Oran Yaniv and Rich Schapiro of the New York Daily News run down the details on two child welfare caseworkers in the city who have been indicted in the homicide of Marchella Brett-Pierce, a 4-year-old girl.

Fellow caseworkers took to the court of public opinion over the weekend with a basic message: fire them, but don’t prosecute them.

Rhode Island plans to shave $25 million off the child welfare budget for 2012, and child welfare officials couldn’t be more pleased, reports Lynn Arditi of the Providence Journal. The state is moving toward a system with less out-of-home placements and more in-home services.

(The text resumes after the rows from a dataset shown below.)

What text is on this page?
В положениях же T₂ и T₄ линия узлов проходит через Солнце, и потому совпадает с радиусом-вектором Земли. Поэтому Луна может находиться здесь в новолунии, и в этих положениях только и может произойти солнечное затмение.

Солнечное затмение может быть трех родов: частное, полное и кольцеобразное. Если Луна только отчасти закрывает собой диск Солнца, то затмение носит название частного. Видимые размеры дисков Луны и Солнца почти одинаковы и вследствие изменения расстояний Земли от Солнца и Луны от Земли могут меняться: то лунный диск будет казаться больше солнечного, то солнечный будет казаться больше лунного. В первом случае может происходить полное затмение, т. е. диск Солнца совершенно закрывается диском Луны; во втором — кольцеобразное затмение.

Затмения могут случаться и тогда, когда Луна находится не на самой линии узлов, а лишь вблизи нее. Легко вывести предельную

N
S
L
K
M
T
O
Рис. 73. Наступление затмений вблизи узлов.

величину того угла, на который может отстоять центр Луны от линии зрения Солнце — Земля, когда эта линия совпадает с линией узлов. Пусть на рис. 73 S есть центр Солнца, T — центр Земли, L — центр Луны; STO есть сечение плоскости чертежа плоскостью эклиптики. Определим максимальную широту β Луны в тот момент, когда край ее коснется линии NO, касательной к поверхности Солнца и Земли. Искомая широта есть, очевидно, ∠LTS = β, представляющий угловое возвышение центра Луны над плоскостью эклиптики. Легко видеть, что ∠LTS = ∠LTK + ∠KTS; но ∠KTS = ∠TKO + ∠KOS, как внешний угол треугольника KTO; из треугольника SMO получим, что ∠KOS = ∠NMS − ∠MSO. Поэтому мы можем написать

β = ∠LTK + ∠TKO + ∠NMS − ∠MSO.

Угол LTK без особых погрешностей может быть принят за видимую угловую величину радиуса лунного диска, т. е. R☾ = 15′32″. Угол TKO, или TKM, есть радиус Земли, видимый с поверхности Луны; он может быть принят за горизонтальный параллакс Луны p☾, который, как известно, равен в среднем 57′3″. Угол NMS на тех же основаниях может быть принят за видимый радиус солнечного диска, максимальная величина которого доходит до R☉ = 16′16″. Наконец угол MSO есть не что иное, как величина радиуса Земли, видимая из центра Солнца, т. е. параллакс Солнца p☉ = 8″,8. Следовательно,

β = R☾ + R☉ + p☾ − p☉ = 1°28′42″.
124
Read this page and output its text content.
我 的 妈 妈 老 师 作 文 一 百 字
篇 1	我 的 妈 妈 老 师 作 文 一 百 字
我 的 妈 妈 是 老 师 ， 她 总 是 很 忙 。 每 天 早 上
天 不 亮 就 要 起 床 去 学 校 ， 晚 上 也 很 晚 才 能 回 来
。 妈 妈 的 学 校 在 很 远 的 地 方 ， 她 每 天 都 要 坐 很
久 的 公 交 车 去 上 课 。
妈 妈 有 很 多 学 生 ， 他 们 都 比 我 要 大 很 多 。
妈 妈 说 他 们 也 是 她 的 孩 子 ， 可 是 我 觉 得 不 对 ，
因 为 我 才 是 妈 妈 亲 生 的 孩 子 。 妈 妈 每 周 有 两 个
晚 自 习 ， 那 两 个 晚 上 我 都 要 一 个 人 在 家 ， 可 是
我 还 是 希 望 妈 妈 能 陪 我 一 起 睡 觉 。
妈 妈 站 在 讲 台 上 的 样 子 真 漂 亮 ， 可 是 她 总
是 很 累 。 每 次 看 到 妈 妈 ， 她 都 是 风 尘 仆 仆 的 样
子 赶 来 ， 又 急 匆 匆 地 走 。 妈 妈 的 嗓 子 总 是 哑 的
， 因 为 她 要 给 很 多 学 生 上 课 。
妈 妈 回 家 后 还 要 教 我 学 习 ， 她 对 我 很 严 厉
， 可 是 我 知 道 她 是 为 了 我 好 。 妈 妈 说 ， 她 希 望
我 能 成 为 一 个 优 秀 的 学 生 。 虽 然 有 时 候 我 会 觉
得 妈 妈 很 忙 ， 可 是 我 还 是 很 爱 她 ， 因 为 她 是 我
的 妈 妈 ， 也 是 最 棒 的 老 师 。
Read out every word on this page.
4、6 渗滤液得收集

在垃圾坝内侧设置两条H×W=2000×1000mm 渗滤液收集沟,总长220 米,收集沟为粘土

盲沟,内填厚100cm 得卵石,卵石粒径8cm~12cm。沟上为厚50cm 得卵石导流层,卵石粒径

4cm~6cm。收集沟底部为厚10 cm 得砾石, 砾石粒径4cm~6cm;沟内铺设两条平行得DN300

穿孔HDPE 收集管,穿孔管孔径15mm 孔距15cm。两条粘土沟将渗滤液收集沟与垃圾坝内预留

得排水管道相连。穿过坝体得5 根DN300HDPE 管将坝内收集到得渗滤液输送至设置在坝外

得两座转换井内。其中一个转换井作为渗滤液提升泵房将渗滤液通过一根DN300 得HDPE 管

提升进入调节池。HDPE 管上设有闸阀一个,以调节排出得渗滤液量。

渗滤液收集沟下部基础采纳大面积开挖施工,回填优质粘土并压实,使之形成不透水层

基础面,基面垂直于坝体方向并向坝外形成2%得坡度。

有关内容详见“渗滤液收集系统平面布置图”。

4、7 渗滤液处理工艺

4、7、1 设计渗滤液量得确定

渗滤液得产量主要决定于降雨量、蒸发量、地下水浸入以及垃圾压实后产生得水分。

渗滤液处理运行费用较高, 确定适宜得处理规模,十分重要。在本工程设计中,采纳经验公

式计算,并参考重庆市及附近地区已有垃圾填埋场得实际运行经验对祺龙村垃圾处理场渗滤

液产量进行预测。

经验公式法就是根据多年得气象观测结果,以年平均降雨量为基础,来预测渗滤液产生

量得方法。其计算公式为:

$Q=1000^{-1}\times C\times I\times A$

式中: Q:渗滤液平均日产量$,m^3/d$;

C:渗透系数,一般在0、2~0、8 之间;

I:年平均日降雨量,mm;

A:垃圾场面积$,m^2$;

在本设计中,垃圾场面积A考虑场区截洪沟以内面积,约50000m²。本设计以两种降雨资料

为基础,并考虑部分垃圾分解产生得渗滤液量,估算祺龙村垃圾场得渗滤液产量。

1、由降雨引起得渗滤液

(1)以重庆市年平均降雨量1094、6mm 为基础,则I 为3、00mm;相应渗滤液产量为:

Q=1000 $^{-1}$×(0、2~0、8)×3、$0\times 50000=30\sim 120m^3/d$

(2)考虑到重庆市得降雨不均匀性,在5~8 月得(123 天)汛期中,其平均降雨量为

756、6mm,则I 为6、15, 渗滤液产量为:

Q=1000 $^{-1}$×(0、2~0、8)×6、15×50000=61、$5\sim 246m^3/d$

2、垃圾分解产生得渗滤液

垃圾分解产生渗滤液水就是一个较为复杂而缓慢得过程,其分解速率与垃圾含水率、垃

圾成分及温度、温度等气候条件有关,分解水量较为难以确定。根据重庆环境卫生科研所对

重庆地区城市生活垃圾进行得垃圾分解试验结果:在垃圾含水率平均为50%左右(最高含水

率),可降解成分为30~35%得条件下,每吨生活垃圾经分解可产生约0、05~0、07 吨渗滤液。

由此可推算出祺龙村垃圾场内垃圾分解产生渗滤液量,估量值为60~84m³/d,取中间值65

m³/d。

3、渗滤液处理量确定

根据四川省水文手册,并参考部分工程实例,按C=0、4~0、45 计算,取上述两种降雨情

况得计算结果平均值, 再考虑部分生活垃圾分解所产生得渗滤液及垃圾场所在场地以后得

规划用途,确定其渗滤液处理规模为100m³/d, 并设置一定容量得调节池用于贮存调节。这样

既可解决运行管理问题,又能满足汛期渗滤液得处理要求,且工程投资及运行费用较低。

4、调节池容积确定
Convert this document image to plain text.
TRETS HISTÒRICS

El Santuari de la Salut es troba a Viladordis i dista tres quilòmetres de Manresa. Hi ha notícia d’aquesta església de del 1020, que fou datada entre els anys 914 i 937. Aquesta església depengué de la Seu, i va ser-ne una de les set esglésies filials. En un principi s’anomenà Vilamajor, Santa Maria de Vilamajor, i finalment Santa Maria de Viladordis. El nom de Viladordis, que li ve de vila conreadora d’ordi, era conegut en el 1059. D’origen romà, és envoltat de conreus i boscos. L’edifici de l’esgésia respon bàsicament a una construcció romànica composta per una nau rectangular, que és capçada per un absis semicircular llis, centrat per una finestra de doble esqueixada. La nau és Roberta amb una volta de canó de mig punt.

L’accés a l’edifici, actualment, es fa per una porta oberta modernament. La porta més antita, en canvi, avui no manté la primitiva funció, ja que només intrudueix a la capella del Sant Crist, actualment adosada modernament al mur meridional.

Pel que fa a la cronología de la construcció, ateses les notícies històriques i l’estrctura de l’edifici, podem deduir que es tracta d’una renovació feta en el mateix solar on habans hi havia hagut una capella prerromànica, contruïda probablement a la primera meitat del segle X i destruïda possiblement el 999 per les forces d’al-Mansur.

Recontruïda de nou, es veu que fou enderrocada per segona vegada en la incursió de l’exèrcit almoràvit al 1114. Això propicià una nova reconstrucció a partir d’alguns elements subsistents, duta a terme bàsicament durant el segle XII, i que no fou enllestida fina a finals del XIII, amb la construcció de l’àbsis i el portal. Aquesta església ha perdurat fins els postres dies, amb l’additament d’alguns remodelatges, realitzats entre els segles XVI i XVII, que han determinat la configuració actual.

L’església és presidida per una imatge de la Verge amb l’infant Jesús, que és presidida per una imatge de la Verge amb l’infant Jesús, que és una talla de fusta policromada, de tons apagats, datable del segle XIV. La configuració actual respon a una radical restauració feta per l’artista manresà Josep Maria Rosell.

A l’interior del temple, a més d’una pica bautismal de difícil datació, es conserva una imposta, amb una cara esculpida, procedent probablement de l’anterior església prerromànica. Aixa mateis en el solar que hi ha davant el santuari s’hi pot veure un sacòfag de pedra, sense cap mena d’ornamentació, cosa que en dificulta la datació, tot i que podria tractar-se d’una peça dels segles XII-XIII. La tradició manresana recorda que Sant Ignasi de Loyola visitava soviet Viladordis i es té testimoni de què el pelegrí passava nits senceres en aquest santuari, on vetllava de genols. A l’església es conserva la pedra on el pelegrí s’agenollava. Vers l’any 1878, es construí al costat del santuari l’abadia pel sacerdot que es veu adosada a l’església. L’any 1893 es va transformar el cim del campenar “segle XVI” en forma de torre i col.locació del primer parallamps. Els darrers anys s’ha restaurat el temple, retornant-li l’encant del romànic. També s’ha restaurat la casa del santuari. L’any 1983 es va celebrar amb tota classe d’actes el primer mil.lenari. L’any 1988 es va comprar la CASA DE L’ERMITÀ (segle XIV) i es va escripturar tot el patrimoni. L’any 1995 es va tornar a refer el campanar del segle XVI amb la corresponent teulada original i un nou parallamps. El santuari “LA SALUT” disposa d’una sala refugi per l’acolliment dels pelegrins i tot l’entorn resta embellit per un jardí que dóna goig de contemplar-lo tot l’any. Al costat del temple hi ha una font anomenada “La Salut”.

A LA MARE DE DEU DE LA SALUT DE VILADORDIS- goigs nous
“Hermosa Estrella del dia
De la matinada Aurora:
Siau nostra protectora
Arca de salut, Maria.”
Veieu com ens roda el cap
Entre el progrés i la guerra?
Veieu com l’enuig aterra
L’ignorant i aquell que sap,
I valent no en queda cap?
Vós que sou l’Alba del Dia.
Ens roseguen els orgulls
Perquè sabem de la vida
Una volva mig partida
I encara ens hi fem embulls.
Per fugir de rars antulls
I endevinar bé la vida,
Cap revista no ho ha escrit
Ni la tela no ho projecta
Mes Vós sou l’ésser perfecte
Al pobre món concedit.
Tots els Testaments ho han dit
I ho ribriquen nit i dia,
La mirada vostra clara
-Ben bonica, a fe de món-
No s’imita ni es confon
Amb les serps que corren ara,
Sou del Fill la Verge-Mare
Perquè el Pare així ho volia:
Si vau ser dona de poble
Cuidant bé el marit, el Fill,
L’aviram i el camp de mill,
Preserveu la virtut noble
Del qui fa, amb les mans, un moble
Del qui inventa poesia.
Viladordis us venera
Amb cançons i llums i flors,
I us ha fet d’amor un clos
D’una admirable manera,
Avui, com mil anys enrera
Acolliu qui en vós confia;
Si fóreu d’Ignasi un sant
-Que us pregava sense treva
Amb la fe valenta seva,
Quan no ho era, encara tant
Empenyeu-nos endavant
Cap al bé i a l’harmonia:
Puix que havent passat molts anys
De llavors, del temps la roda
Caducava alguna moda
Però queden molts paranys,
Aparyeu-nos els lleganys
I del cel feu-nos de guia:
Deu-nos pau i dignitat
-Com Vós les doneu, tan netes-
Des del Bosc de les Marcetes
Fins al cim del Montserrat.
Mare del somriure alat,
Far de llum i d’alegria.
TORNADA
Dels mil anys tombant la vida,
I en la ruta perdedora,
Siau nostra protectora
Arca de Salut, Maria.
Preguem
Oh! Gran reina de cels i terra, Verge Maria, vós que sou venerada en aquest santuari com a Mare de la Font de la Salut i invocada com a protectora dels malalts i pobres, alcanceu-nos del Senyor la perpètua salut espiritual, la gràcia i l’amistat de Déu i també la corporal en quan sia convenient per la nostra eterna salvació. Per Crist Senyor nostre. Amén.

Problems with the computer system used by Maryland’s child welfare agency might be creating dangerous holes in the monitoring of children, reports Meredith Cohn of The Baltimore Sun.

Education/Jobs

Michael Moss of the New York Times reports on a Philadelphia school and the push by parents and school officials to curb sugary snacking by students.

A nonprofit college is getting caught up in California’s effort to curb state funds that go to schools where students are frequently unable to pay back their federal loans, reports Matt Krupnick of the Contra Costa Times.

Meanwhile, increased demand at California’s community colleges is keeping many students from accessing classes they need to take in order to get a degree, reports Nanette Asimov of the San Francisco Chronicle.

Loosen the laws and give teens a chance to work, blogs Douglas French on the website of the Christian Science Monitor.

Juvenile Justice

Holly Herman of The Reading Eagle reports that the Pennsylvania Superior Court ruled against two inmates seeking to have life without parole sentences vacated for homicides they committed as juveniles. The appeal of the two men was based largely on the recent ban on life without parole sentences for juveniles convicted of non-homicides, which was imposed by the U.S. Supreme Court.  

A California attorney who studied the Luzerne County, Pa. juvenile court scandal said in a law journal article that such a scandal would be unlikely in California, reports Sheena Delazio of Pennsylvania’s Times Leader.